08/10/2019 - MAROCCO. ESITI CONSIGLIO DI POLITICA MONETARIA DELLA BANCA CENTRALE.

MAROCCO. ESITI CONSIGLIO DI POLITICA MONETARIA DELLA BANCA CENTRALE.

Si e' recentemente una riunione del Consiglio di Politica Monetaria della Banca Centrale (Bank Al-Maghrib - BAM). La linea ufficiale di Bank Al-Maghrib emersa in tale occasione e' chiara: proseguire con una politica monetaria oculata e responsabile, lievemente espansiva, caratterizzata da invarianza del tasso di sconto ufficiale e da iniezioni mirate di liquidita' che possano indurre le banche a concedere maggiore credito alle imprese. 

L'obiettivo ufficiale rimane quello di ridurre il deficit di liquidita' a 77,6 miliardi di dirham (circa 7 miliardi di euro) entro la fine del 2019. Il Governatore della BAM, Jouahri, si e' anche detto disposto, sulla base di determinate condizioni da valutare all'occorrenza, ad immettere -nella misura sostenibile- ulteriore moneta sul mercato qualora le banche dimostrino buona volonta' nel concedere linee di credito agli imprenditori. Bank Al-Maghrib intende inoltre dare ulteriore slancio all'economia nazionale grazie agli effetti dell'ultimo accordo di dialogo sociale (con una ricaduta positiva sulla crescita stimata attorno a un +0,3%) e al taglio della spesa pubblica. La riunione si e' quindi conclusa senza nessuna variazione sul tasso ufficiale di sconto, ma con una diminuzione del livello delle riserve obbligatorie, ridotto di due punti al 2%.

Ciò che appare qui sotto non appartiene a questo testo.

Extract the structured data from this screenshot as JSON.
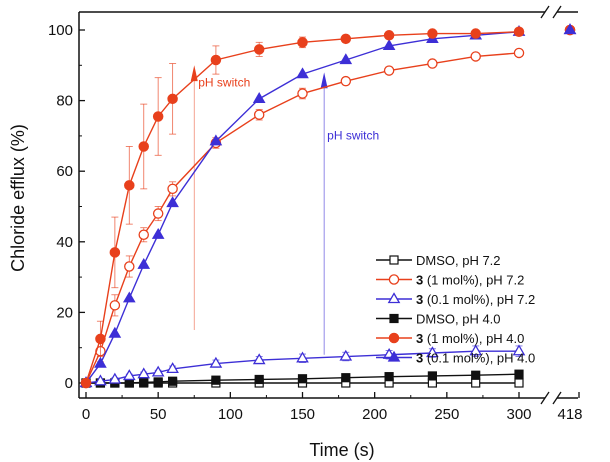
{
  "chart_data": {
    "type": "line",
    "xlabel": "Time (s)",
    "ylabel": "Chloride efflux (%)",
    "xlim": [
      0,
      300
    ],
    "ylim": [
      -3,
      105
    ],
    "x_ticks": [
      "0",
      "50",
      "100",
      "150",
      "200",
      "250",
      "300"
    ],
    "x_break_tick": "418",
    "y_ticks": [
      "0",
      "20",
      "40",
      "60",
      "80",
      "100"
    ],
    "grid": false,
    "legend_position": "right",
    "annotations": [
      {
        "text": "pH switch",
        "x": 75,
        "color": "#e8401c"
      },
      {
        "text": "pH switch",
        "x": 165,
        "color": "#3d2fd6"
      }
    ],
    "series": [
      {
        "legend_prefix": "",
        "legend_label": "DMSO, pH 7.2",
        "color": "#111111",
        "marker": "square-open",
        "x": [
          0,
          10,
          20,
          30,
          40,
          50,
          60,
          90,
          120,
          150,
          180,
          210,
          240,
          270,
          300
        ],
        "values": [
          0,
          0,
          0,
          0,
          0,
          0,
          0,
          0,
          0,
          0,
          0,
          0,
          0,
          0,
          0
        ]
      },
      {
        "legend_prefix": "3",
        "legend_label": " (1 mol%), pH 7.2",
        "color": "#e8401c",
        "marker": "circle-open",
        "x": [
          0,
          10,
          20,
          30,
          40,
          50,
          60,
          90,
          120,
          150,
          180,
          210,
          240,
          270,
          300
        ],
        "values": [
          0,
          9,
          22,
          33,
          42,
          48,
          55,
          68,
          76,
          82,
          85.5,
          88.5,
          90.5,
          92.5,
          93.5
        ],
        "errors": [
          0,
          3,
          3,
          3,
          2,
          2,
          2,
          1.5,
          1.5,
          1.5,
          1,
          1,
          0.8,
          0.8,
          0.8
        ]
      },
      {
        "legend_prefix": "3",
        "legend_label": " (0.1 mol%), pH 7.2",
        "color": "#3d2fd6",
        "marker": "triangle-open",
        "x": [
          0,
          10,
          20,
          30,
          40,
          50,
          60,
          90,
          120,
          150,
          180,
          210,
          240,
          270,
          300
        ],
        "values": [
          0,
          0.5,
          1,
          2,
          2.5,
          3,
          4,
          5.5,
          6.5,
          7,
          7.5,
          8,
          8.5,
          9,
          9
        ],
        "errors": [
          0,
          0.3,
          0.5,
          0.5,
          0.6,
          0.6,
          0.8,
          1,
          1,
          1.2,
          1.2,
          1.2,
          1.2,
          1.5,
          1.5
        ]
      },
      {
        "legend_prefix": "",
        "legend_label": "DMSO, pH 4.0",
        "color": "#111111",
        "marker": "square-filled",
        "x": [
          0,
          10,
          20,
          30,
          40,
          50,
          60,
          90,
          120,
          150,
          180,
          210,
          240,
          270,
          300
        ],
        "values": [
          0,
          0,
          0,
          0,
          0.2,
          0.3,
          0.5,
          0.8,
          1,
          1.2,
          1.5,
          1.8,
          2,
          2.2,
          2.5
        ]
      },
      {
        "legend_prefix": "3",
        "legend_label": " (1 mol%), pH 4.0",
        "color": "#e8401c",
        "marker": "circle-filled",
        "x": [
          0,
          10,
          20,
          30,
          40,
          50,
          60,
          90,
          120,
          150,
          180,
          210,
          240,
          270,
          300
        ],
        "values": [
          0,
          12.5,
          37,
          56,
          67,
          75.5,
          80.5,
          91.5,
          94.5,
          96.5,
          97.5,
          98.5,
          99,
          99,
          99.5
        ],
        "errors": [
          0,
          5,
          10,
          11,
          12,
          11,
          10,
          4,
          2,
          1.5,
          1,
          1,
          0.8,
          0.8,
          0.8
        ]
      },
      {
        "legend_prefix": "3",
        "legend_label": " (0.1 mol%), pH 4.0",
        "color": "#3d2fd6",
        "marker": "triangle-filled",
        "x": [
          0,
          10,
          20,
          30,
          40,
          50,
          60,
          90,
          120,
          150,
          180,
          210,
          240,
          270,
          300
        ],
        "values": [
          0,
          5.5,
          14,
          24,
          33.5,
          42,
          51,
          68.5,
          80.5,
          87.5,
          91.5,
          95.5,
          97.5,
          98.5,
          99.5
        ]
      }
    ],
    "break_points": [
      {
        "x_label": "418",
        "y": 100,
        "markers": [
          "triangle-open",
          "circle-open",
          "circle-filled",
          "triangle-filled"
        ],
        "colors": [
          "#3d2fd6",
          "#e8401c",
          "#e8401c",
          "#3d2fd6"
        ]
      }
    ]
  }
}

Durante la consueta conferenza stampa convocata alla fine del Consiglio, il Governatore Jouahri ha tuttavia severamente ammonito quanti invocano una politica monetaria largamente espansiva per stimolare l'economia marocchina attraverso la leva dell'inflazione. Secondo Jouahri, adottando una siffatta politica si rischierebbe di portare il Marocco verso una crisi economico-finanziaria che renderebbe ineludibile, come gia' avvenuto in passato, l'imposizione di un nuovo Piano di Aggiustamento Strutturale da parte delle IFI, oltre che un aumento insostenibile del debito.

Per quanto riguarda la fluttuazione del dirham, invece, nonostante in occasione della sua ultima missione in Marocco il FMI abbia dichiarato che sussistono le condizioni per un allargamento della banda di oscillazione della valuta locale, la BAM ha commentato che ogni decisione in materia verra' presa di concerto con il Ministero delle Finanze e, comunque, quando si presentera' il momento ritenuto piu' opportuno.

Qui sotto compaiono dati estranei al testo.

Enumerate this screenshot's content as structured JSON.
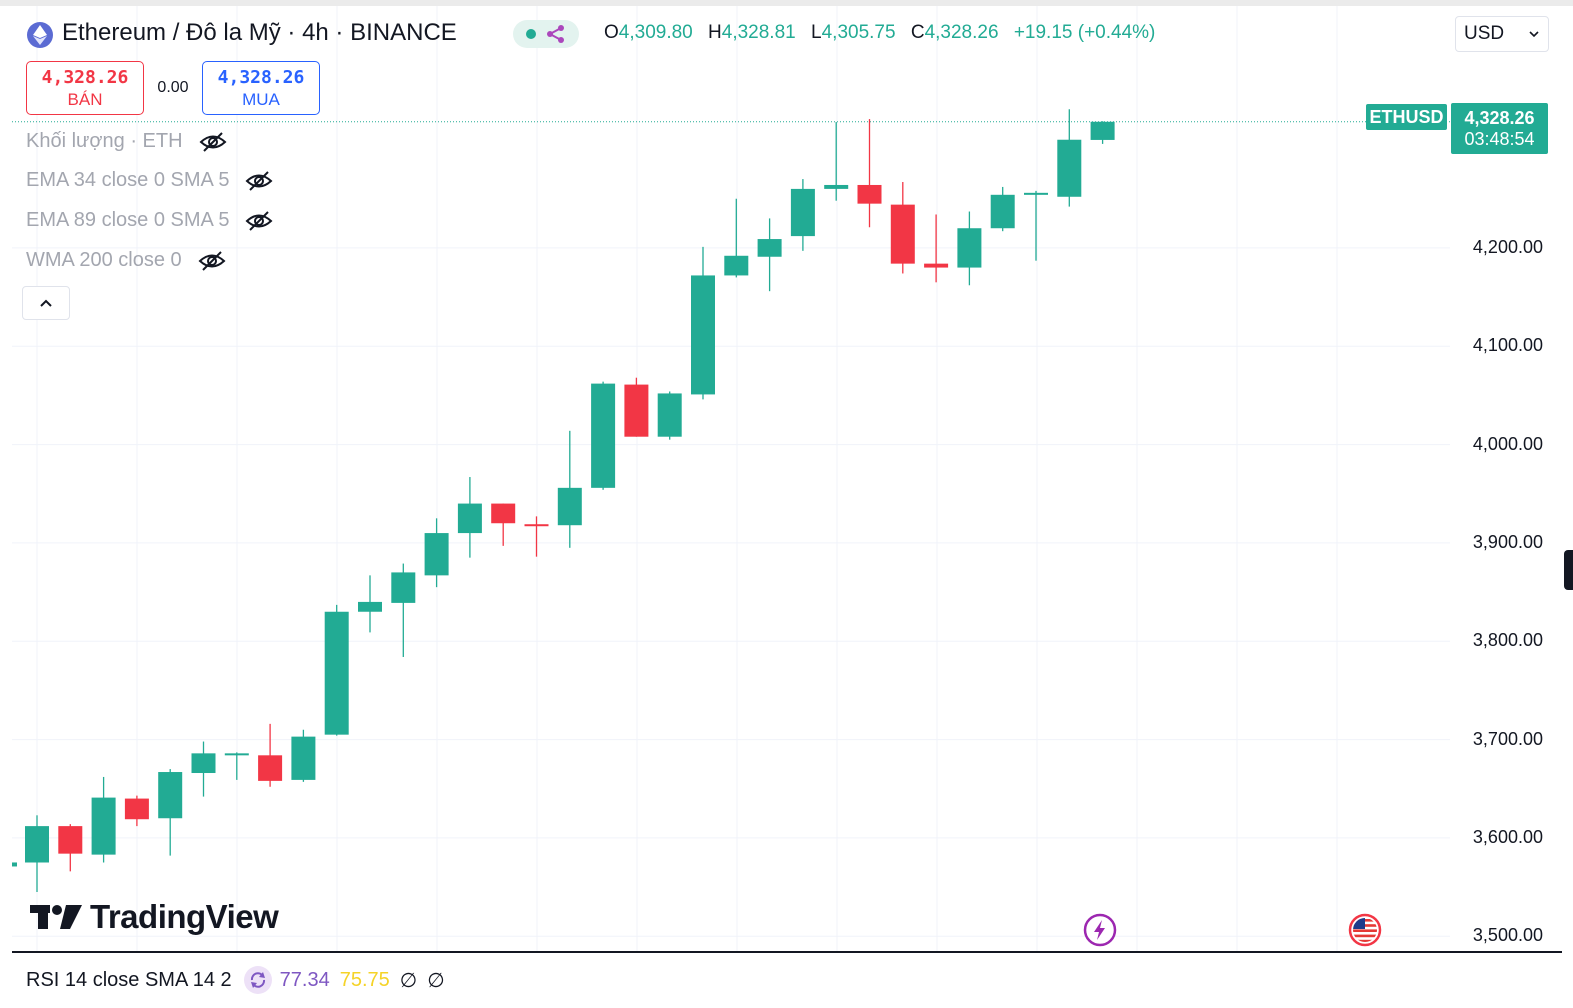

Si rammenta che, a livello di governance, la BAM dispone di uno Statuto che, da un lato, definisce chiaramente le competenze di tutti gli organi coinvolti nella definizione delle politiche economico/finanziarie del Paese - ogni variazione sui tassi di cambio e' decisa dal governo sentita la Banca Centrale, mentre le analisi tecniche e la definizione della politica monetaria spettano alla Banca Centrale - e, dall'altro, rafforza l'indipendenza e la reputazione della Banca stessa. 

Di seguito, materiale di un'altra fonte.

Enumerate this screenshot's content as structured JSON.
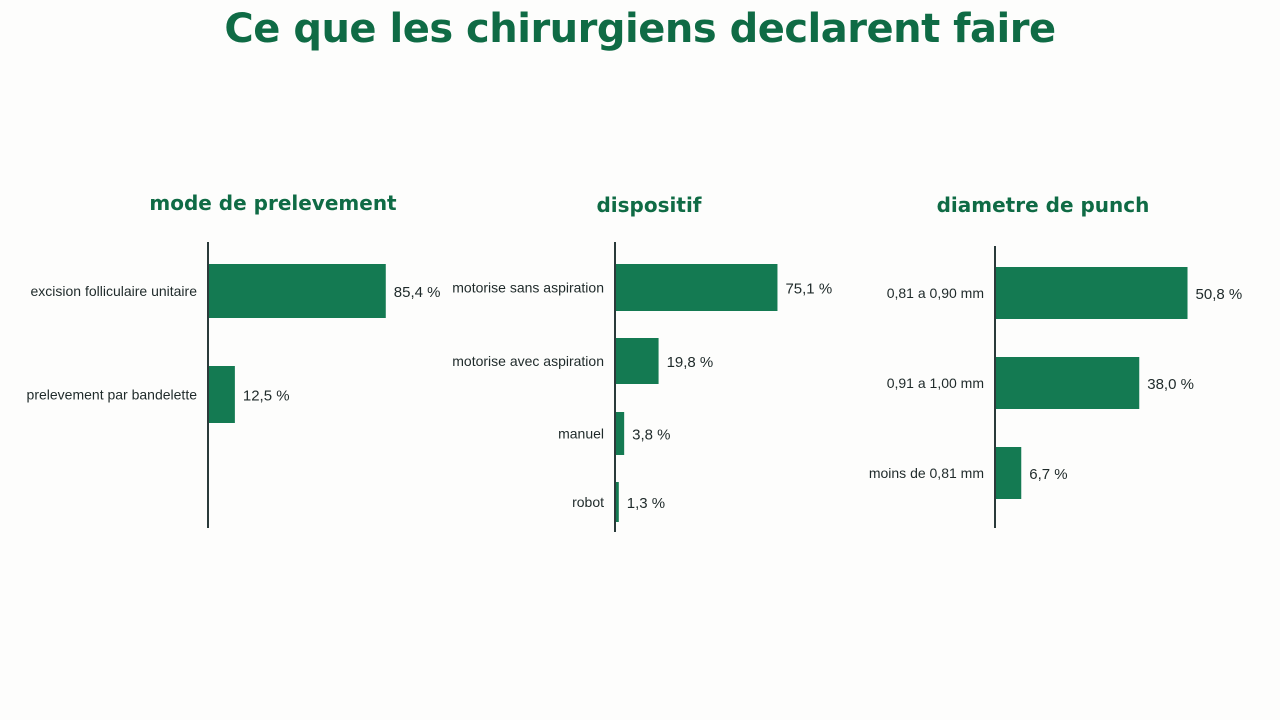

Alcuni analisti economici hanno fatto notare che, qualora la situazione economica del Marocco non dovesse evolversi nel senso di un maggiore dinamismo, la Banca Centrale potrebbe comunque essere costretta in un prossimo futuro a modificare il tasso ufficiale di sconto e ad utilizzare maggiormente la leva inflazionistica per infondere nuovo slancio al sistema economico nazionale.